Handball-Bundesliga

Flensburg weiter makellos

Flensburgs Rasmus Lauge, hier gegen Hannovers Ilija Brozovic, erzielte elf Tore. FOTO: dpa / Swen Pförtner

Die SG Flensburg-Handewitt holt saisonübergreifend den 31. Sieg in Serie und kommt dem Gewinn der Meisterschaft immer näher.
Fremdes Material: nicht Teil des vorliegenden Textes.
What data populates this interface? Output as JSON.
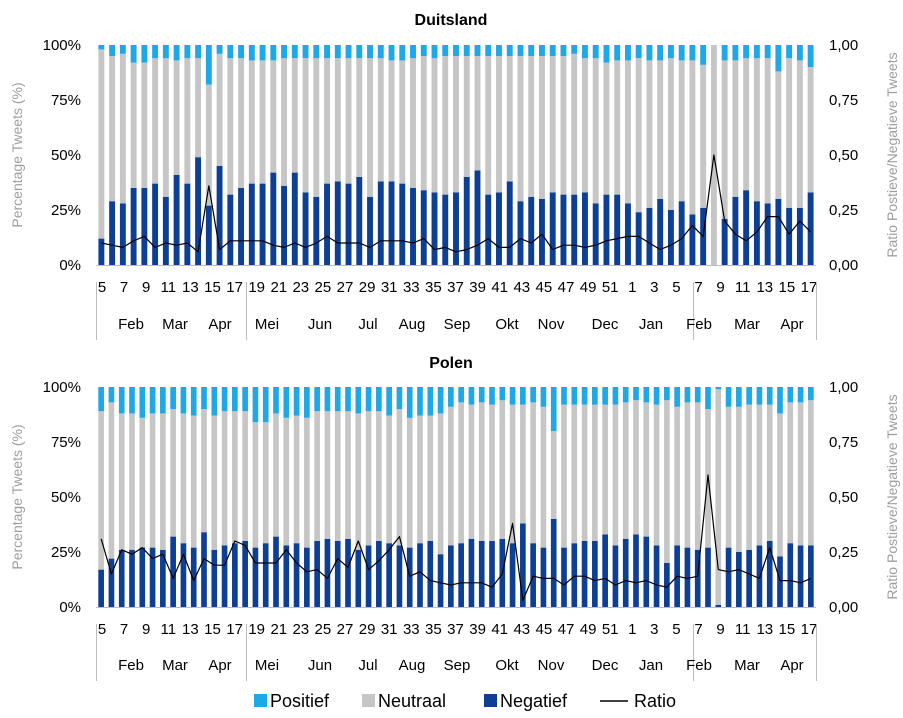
{
  "chart_data": [
    {
      "type": "bar",
      "stacked": true,
      "title": "Duitsland",
      "ylabel": "Percentage Tweets (%)",
      "y2label": "Ratio Postieve/Negatieve Tweets",
      "yticks": [
        "0%",
        "25%",
        "50%",
        "75%",
        "100%"
      ],
      "y2ticks": [
        "0,00",
        "0,25",
        "0,50",
        "0,75",
        "1,00"
      ],
      "ylim": [
        0,
        100
      ],
      "y2lim": [
        0,
        1
      ],
      "week_labels": [
        "5",
        "7",
        "9",
        "11",
        "13",
        "15",
        "17",
        "19",
        "21",
        "23",
        "25",
        "27",
        "29",
        "31",
        "33",
        "35",
        "37",
        "39",
        "41",
        "43",
        "45",
        "47",
        "49",
        "51",
        "1",
        "3",
        "5",
        "7",
        "9",
        "11",
        "13",
        "15",
        "17"
      ],
      "month_labels": [
        "Feb",
        "Mar",
        "Apr",
        "Mei",
        "Jun",
        "Jul",
        "Aug",
        "Sep",
        "Okt",
        "Nov",
        "Dec",
        "Jan",
        "Feb",
        "Mar",
        "Apr"
      ],
      "series": [
        {
          "name": "Negatief",
          "values": [
            12,
            29,
            28,
            35,
            35,
            37,
            31,
            41,
            37,
            49,
            27,
            45,
            32,
            35,
            37,
            37,
            42,
            36,
            42,
            33,
            31,
            37,
            38,
            37,
            40,
            31,
            38,
            38,
            37,
            35,
            34,
            33,
            32,
            33,
            40,
            43,
            32,
            33,
            38,
            29,
            31,
            30,
            33,
            32,
            32,
            33,
            28,
            32,
            32,
            28,
            24,
            26,
            30,
            25,
            29,
            23,
            26,
            0,
            21,
            31,
            34,
            29,
            28,
            30,
            26,
            26,
            33
          ]
        },
        {
          "name": "Neutraal",
          "values": [
            86,
            66,
            68,
            57,
            57,
            57,
            63,
            52,
            57,
            45,
            55,
            51,
            62,
            59,
            56,
            56,
            51,
            58,
            52,
            61,
            63,
            57,
            56,
            57,
            54,
            63,
            56,
            55,
            56,
            59,
            61,
            61,
            63,
            62,
            55,
            52,
            63,
            62,
            57,
            66,
            64,
            65,
            62,
            63,
            64,
            61,
            66,
            60,
            61,
            65,
            70,
            67,
            63,
            69,
            64,
            70,
            65,
            100,
            72,
            62,
            60,
            65,
            66,
            58,
            68,
            67,
            57
          ]
        },
        {
          "name": "Positief",
          "values": [
            2,
            5,
            4,
            8,
            8,
            6,
            6,
            7,
            6,
            6,
            18,
            4,
            6,
            6,
            7,
            7,
            7,
            6,
            6,
            6,
            6,
            6,
            6,
            6,
            6,
            6,
            6,
            7,
            7,
            6,
            5,
            6,
            5,
            5,
            5,
            5,
            5,
            5,
            5,
            5,
            5,
            5,
            5,
            5,
            4,
            6,
            6,
            8,
            7,
            7,
            6,
            7,
            7,
            6,
            7,
            7,
            9,
            0,
            7,
            7,
            6,
            6,
            6,
            12,
            6,
            7,
            10
          ]
        }
      ],
      "ratio": {
        "name": "Ratio",
        "values": [
          0.1,
          0.09,
          0.08,
          0.11,
          0.13,
          0.08,
          0.1,
          0.09,
          0.1,
          0.06,
          0.36,
          0.07,
          0.11,
          0.11,
          0.11,
          0.11,
          0.09,
          0.08,
          0.1,
          0.08,
          0.1,
          0.13,
          0.1,
          0.1,
          0.1,
          0.08,
          0.11,
          0.11,
          0.11,
          0.1,
          0.12,
          0.07,
          0.08,
          0.06,
          0.07,
          0.09,
          0.12,
          0.08,
          0.08,
          0.12,
          0.1,
          0.14,
          0.07,
          0.09,
          0.09,
          0.08,
          0.09,
          0.11,
          0.12,
          0.13,
          0.13,
          0.1,
          0.07,
          0.09,
          0.12,
          0.18,
          0.13,
          0.5,
          0.2,
          0.14,
          0.11,
          0.15,
          0.22,
          0.22,
          0.14,
          0.2,
          0.15
        ]
      }
    },
    {
      "type": "bar",
      "stacked": true,
      "title": "Polen",
      "ylabel": "Percentage Tweets (%)",
      "y2label": "Ratio Postieve/Negatieve Tweets",
      "yticks": [
        "0%",
        "25%",
        "50%",
        "75%",
        "100%"
      ],
      "y2ticks": [
        "0,00",
        "0,25",
        "0,50",
        "0,75",
        "1,00"
      ],
      "ylim": [
        0,
        100
      ],
      "y2lim": [
        0,
        1
      ],
      "week_labels": [
        "5",
        "7",
        "9",
        "11",
        "13",
        "15",
        "17",
        "19",
        "21",
        "23",
        "25",
        "27",
        "29",
        "31",
        "33",
        "35",
        "37",
        "39",
        "41",
        "43",
        "45",
        "47",
        "49",
        "51",
        "1",
        "3",
        "5",
        "7",
        "9",
        "11",
        "13",
        "15",
        "17"
      ],
      "month_labels": [
        "Feb",
        "Mar",
        "Apr",
        "Mei",
        "Jun",
        "Jul",
        "Aug",
        "Sep",
        "Okt",
        "Nov",
        "Dec",
        "Jan",
        "Feb",
        "Mar",
        "Apr"
      ],
      "series": [
        {
          "name": "Negatief",
          "values": [
            17,
            22,
            26,
            26,
            27,
            27,
            26,
            32,
            29,
            27,
            34,
            26,
            28,
            29,
            30,
            27,
            29,
            32,
            28,
            29,
            27,
            30,
            31,
            30,
            31,
            26,
            28,
            30,
            29,
            28,
            27,
            29,
            30,
            24,
            28,
            29,
            31,
            30,
            30,
            31,
            29,
            38,
            29,
            27,
            40,
            27,
            29,
            30,
            30,
            33,
            28,
            31,
            33,
            32,
            28,
            20,
            28,
            27,
            26,
            27,
            1,
            27,
            25,
            26,
            28,
            30,
            23,
            29,
            28,
            28
          ]
        },
        {
          "name": "Neutraal",
          "values": [
            72,
            71,
            62,
            62,
            59,
            61,
            62,
            58,
            59,
            60,
            56,
            61,
            61,
            60,
            59,
            57,
            55,
            56,
            58,
            58,
            59,
            59,
            58,
            59,
            58,
            62,
            61,
            59,
            58,
            62,
            59,
            58,
            57,
            64,
            63,
            64,
            61,
            63,
            62,
            63,
            63,
            54,
            64,
            64,
            40,
            65,
            63,
            62,
            62,
            59,
            64,
            62,
            61,
            61,
            64,
            74,
            63,
            66,
            67,
            63,
            98,
            64,
            66,
            66,
            64,
            62,
            65,
            64,
            65,
            66
          ]
        },
        {
          "name": "Positief",
          "values": [
            11,
            7,
            12,
            12,
            14,
            12,
            12,
            10,
            12,
            13,
            10,
            13,
            11,
            11,
            11,
            16,
            16,
            12,
            14,
            13,
            14,
            11,
            11,
            11,
            11,
            12,
            11,
            11,
            13,
            10,
            14,
            13,
            13,
            12,
            9,
            7,
            8,
            7,
            8,
            6,
            8,
            8,
            7,
            9,
            20,
            8,
            8,
            8,
            8,
            8,
            8,
            7,
            6,
            7,
            8,
            6,
            9,
            7,
            7,
            10,
            1,
            9,
            9,
            8,
            8,
            8,
            12,
            7,
            7,
            6
          ]
        }
      ],
      "ratio": {
        "name": "Ratio",
        "values": [
          0.31,
          0.15,
          0.26,
          0.24,
          0.27,
          0.22,
          0.24,
          0.13,
          0.24,
          0.12,
          0.22,
          0.19,
          0.19,
          0.3,
          0.28,
          0.2,
          0.2,
          0.2,
          0.26,
          0.2,
          0.16,
          0.17,
          0.13,
          0.22,
          0.18,
          0.3,
          0.17,
          0.21,
          0.26,
          0.32,
          0.14,
          0.16,
          0.12,
          0.11,
          0.1,
          0.11,
          0.11,
          0.11,
          0.09,
          0.15,
          0.38,
          0.03,
          0.14,
          0.13,
          0.13,
          0.1,
          0.14,
          0.14,
          0.12,
          0.13,
          0.1,
          0.12,
          0.11,
          0.12,
          0.1,
          0.09,
          0.14,
          0.13,
          0.14,
          0.6,
          0.17,
          0.16,
          0.17,
          0.15,
          0.13,
          0.27,
          0.12,
          0.12,
          0.11,
          0.13
        ]
      }
    }
  ],
  "legend": [
    {
      "label": "Positief",
      "color": "#1ea8e6",
      "kind": "swatch"
    },
    {
      "label": "Neutraal",
      "color": "#c6c6c6",
      "kind": "swatch"
    },
    {
      "label": "Negatief",
      "color": "#0d3f95",
      "kind": "swatch"
    },
    {
      "label": "Ratio",
      "color": "#000000",
      "kind": "line"
    }
  ],
  "colors": {
    "positief": "#1ea8e6",
    "neutraal": "#c6c6c6",
    "negatief": "#0d3f95",
    "ratio": "#000000",
    "axis_label": "#9e9e9e",
    "axis_line": "#bdbdbd"
  }
}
Aber auch alle Verfolger der SG gewinnen. Die Füchse Berlin kassieren dagegen eine empfindliche Niederlage.

Die SG Flensburg-Handewitt befindet sich in der Handball-Bundesliga weiter auf direktem Kurs in Richtung Titelverteidigung. Der deutsche Meister gewann am Donnerstagabend bei der TSV Hannover-Burgdorf mit 33:28 (17:13) und holte damit im 23. Saisonspiel den 23. Sieg. Saisonübergreifend war es bereits der 31. Sieg nacheinander für die Flensburger, bei denen Dänemarks Weltmeister Rasmus Lauge mit zehn Treffern bester Werfer war. Hannovers erste Niederlage nach zuvor vier Bundesliga-Siegen in Serie konnten auch die je sechs Tore der Nationalspieler Kai Häfner und Timo Kastening nicht verhindern.

Erster Verfolger der SG bleibt Rekordmeister THW Kiel, der beim 27:22 (10:10) gegen den abstiegsbedrohten SC DHfK Leipzig jedoch einige Mühe hatte. Gegen die kampfstarken Gäste tat sich der THW über weite Strecken schwer, kam letztlich aber zum verdienten Erfolg. Erfolgreichster Torschütze des THW war Niclas Ekberg mit neun Treffern. Auch Nationaltorhüter Andreas Wolff zeigte eine starke Leistung.

Die Rhein-Neckar Löwen und der SC Magdeburg festigten ihren Platz im Spitzenquartett der Liga. Die Löwen besiegten die HSG Wetzlar mit 31:21 (15:13), Magdeburg setzte sich gegen Die Eulen Ludwigshafen mit 35:26 (18:10) durch. Nach einem klaren Erfolg sah es bei den Löwen aber über weite Strecken nicht aus. Erst gegen Ende der Partie setzten sie sich auch dank einer überragenden Leistung von Spielmacher Andy Schmid ab - elf Treffer gingen auf das Konto des Schweizers. Magdeburgs bester Werfer war Michael Damgaard mit acht Treffern.